When you go to PLM conferences, you will often hear the same mantras: Have a vision, Have C-level sponsoring/involved, No Big Bang, it is a business project, not an IT-project, and more. And vendor-sponsored sessions always talk about amazing fast implementations (or did they mean installing the POC ?)

However, most of the time, C-level approves the budget without understanding the full implications (expecting the tool will do the work); business is too busy or does not get enough allocated time to supporting implementation (expecting the tool will do the work). So often the PLM-project becomes an IT-project executed mainly by the cheapest implementation partner (expecting the tool will do the work). Again this is not a joke!

A business transformation can only be successful if you agree on a vision and a learning path. The learning path will expose the fact that future value streams require horizontal thinking and reallocation of responsibilities – breaking the silos, creating streams.

Small teams can demonstrate these benefits without disrupting the current organization. However, over time the new ways of working should become the standard, therefore requiring different types of skills (people), different ways of working (different KPIs and P&L for departments), and ultimate different tools.

As mentioned before, many PLM-projects start from the tools – a guarantee for discomfort and/or failure.

#3 – mitigate risks due to unsupported IT-solutions

Often PLM projects are started because the legacy environment becomes outdated. Either because the hardware infrastructure is no longer supported/affordable or the software code dependencies on the latest operating systems are no longer guaranteed.

A typical approach to solve this is a big-bang project – the new PLM system needs to contain all the old data and meanwhile, to justify the project, the new PLM system needs to bring additional business value. The latter part is most of the time not difficult to identify as traditional PLM implementations most of the time were in reality, cPDM environments with a focus on engineering only.

However, the legacy migration can have such a significant impact on the new PLM-system that it destroys the potential for the future.

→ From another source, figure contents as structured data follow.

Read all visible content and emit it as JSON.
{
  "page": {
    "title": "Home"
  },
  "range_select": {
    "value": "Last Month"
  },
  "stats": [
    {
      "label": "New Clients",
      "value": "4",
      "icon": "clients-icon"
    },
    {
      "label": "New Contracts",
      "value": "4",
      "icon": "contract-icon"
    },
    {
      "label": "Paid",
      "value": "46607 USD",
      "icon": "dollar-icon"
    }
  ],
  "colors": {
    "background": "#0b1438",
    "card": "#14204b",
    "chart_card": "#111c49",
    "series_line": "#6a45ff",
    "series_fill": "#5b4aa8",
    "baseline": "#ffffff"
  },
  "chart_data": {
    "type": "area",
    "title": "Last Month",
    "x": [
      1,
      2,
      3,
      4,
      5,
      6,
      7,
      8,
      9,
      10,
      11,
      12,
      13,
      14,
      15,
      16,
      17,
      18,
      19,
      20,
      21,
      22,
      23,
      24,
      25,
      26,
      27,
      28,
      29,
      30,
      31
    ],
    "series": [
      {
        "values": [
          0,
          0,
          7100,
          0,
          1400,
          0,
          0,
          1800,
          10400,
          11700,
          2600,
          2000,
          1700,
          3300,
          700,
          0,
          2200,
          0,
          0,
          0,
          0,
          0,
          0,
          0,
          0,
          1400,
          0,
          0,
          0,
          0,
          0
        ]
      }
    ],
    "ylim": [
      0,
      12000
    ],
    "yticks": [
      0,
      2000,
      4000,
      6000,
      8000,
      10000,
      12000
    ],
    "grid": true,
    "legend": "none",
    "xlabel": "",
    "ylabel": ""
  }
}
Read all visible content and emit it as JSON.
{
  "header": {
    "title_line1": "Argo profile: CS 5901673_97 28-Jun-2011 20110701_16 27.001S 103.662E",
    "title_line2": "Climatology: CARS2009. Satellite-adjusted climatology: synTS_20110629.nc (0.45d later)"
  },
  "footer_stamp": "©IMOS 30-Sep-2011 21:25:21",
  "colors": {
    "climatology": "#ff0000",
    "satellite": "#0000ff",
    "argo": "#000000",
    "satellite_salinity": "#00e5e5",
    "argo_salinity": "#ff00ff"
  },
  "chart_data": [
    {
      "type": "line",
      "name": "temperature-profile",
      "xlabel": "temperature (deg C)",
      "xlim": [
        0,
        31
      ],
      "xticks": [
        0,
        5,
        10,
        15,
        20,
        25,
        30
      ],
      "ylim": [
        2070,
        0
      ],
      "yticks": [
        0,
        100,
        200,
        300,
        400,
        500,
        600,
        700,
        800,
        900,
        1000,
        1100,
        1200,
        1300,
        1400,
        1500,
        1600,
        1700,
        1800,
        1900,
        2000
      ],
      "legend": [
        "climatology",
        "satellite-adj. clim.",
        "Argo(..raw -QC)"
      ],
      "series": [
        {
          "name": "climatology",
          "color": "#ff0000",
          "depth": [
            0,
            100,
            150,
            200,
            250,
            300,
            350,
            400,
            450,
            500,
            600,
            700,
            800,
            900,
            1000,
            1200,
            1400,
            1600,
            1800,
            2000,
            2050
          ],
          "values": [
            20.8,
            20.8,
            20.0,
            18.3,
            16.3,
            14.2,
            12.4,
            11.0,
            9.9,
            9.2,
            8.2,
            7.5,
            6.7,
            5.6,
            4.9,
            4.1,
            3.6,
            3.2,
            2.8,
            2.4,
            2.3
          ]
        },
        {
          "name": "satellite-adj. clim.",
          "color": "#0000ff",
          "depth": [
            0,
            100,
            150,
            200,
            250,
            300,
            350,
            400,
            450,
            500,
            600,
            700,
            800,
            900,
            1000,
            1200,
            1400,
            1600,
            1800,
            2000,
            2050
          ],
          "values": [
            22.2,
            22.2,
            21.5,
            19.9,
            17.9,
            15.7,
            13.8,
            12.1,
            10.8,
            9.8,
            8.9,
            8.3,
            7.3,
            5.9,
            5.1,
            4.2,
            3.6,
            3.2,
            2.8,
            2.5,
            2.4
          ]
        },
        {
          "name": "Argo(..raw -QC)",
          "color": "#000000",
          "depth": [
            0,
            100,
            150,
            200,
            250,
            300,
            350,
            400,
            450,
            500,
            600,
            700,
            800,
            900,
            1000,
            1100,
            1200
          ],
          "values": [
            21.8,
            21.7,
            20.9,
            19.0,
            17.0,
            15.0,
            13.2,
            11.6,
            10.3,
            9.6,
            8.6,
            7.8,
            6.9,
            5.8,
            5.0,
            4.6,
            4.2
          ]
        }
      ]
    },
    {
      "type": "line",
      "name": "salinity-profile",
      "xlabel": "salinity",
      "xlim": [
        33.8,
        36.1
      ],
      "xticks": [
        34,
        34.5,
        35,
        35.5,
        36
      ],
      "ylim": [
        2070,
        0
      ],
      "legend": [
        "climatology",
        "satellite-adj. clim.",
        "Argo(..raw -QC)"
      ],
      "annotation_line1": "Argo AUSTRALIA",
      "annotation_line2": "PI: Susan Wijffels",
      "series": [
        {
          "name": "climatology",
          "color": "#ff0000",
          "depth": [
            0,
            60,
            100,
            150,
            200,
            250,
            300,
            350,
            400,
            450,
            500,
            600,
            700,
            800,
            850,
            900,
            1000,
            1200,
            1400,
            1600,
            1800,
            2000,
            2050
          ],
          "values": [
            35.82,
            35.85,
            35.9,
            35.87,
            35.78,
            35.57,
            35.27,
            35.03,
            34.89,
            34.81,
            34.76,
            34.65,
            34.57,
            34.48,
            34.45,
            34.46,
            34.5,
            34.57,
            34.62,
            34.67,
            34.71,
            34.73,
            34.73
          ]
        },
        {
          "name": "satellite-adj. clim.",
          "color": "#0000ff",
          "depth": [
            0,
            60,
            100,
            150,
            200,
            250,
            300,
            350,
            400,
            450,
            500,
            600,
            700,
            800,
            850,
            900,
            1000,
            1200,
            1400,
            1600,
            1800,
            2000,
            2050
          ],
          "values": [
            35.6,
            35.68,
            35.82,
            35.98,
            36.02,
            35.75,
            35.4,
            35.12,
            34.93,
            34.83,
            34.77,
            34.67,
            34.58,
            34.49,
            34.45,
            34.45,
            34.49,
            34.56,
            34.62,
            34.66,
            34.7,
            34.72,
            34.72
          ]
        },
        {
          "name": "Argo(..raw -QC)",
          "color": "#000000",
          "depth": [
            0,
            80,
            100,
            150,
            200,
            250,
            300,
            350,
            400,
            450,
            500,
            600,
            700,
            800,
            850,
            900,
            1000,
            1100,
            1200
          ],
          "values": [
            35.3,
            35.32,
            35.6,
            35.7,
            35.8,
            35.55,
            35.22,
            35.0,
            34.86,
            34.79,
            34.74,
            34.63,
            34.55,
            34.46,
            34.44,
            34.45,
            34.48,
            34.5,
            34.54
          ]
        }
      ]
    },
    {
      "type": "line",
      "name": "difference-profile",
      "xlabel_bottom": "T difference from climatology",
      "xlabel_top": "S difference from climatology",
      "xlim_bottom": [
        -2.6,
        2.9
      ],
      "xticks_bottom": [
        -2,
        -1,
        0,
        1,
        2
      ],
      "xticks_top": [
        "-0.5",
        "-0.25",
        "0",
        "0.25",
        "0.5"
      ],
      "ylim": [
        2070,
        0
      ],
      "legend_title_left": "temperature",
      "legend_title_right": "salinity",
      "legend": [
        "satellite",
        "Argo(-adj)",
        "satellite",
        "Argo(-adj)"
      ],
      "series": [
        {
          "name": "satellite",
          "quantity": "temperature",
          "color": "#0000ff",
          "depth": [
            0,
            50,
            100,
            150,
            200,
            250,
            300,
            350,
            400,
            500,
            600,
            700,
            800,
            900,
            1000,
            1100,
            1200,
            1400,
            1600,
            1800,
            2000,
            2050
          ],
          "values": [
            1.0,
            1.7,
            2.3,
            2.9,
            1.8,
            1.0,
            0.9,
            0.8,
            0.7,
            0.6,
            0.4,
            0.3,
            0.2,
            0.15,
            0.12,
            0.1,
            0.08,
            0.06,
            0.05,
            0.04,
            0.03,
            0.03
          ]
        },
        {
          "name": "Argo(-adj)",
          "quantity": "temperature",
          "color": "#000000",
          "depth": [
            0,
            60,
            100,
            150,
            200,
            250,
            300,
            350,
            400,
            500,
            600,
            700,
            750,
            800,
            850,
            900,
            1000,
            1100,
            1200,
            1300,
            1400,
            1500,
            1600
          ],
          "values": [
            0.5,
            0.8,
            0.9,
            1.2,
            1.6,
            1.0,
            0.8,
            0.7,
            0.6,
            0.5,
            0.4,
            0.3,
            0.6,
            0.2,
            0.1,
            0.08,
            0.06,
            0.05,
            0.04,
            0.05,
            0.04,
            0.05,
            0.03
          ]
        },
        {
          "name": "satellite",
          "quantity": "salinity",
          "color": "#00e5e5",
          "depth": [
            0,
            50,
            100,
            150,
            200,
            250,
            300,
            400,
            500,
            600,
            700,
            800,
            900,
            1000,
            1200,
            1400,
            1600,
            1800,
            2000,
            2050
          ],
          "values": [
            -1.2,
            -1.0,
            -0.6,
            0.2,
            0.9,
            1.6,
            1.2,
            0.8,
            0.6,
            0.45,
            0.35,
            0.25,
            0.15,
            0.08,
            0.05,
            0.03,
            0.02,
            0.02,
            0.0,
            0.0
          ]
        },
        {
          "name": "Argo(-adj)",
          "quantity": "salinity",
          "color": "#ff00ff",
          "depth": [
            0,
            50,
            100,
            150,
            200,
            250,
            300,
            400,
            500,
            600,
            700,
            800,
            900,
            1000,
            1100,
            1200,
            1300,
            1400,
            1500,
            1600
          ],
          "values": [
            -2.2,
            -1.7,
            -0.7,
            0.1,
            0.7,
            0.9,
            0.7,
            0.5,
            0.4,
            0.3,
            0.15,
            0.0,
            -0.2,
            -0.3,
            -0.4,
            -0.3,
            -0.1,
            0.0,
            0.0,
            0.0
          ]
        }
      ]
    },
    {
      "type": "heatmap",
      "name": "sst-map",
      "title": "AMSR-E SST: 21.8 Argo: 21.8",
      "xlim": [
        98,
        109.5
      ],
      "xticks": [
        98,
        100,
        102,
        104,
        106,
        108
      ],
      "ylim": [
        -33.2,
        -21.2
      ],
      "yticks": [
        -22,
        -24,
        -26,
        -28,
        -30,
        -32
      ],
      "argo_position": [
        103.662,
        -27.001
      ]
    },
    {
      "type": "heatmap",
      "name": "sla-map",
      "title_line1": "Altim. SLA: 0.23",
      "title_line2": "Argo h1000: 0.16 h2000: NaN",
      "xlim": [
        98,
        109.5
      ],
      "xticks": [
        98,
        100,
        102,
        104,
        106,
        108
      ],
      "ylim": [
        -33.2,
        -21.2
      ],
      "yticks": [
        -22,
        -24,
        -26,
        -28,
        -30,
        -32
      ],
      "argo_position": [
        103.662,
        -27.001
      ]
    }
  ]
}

I wrote about this issue in The PLM Migration Dilemma

How to approach PLM ROI?

A PLM-project never will get a budget or approval from the board when there is no financial business case. Building the right financial business case for PLM is a skill that is often overlooked. During the upcoming PI PLMx London conference (3 – 4 February), I will moderate a Focus Group where we will discuss how to get PLM on the Exec’s agenda.

Two of my main experiences:

  • Connect your PLM-project to the business strategy. As mentioned before, isolated PLM fails most of the time because business transformation, organizational change and the targeted outcome are not included. If PLM is not linked to an actual business strategy, it will be considered as a costly IT-project with all its bad connotations. Have a look at my older post: PLM, ROI and disappearing jobs
  • Create a Myth. Perhaps the word Myth is exaggerated – it is about an understandable vision. Myth connects nicely to the observations from behavioral experts that our brain does not decide on numbers but by emotion. Big decisions and big themes in the world or in a company need a myth: “Make our company great again” could be the tagline. In such a case people get aligned without a deep understanding of what is the impact or business case; the myth will do the work – no need for a detailed business case. A typical human behavior, see also my post: PLM as a myth.

Conclusion

There should never be a business case uniquely for PLM – it should always be in the context of a business strategy requiring new ways of working and new tools. In business, we believe that having a solid business case is the foundation for success. Sometimes an overwhelming set of details and numbers can give the impression that the business case is solid.  Consultancy firms are experts in this area to build a business case based on emotion. They know how to combine numbers with a myth. Therefore look at their approach – don’t be too technical / too financial. If the myth will hold, at the end depends on the people and organization, not on the investments in tools and services.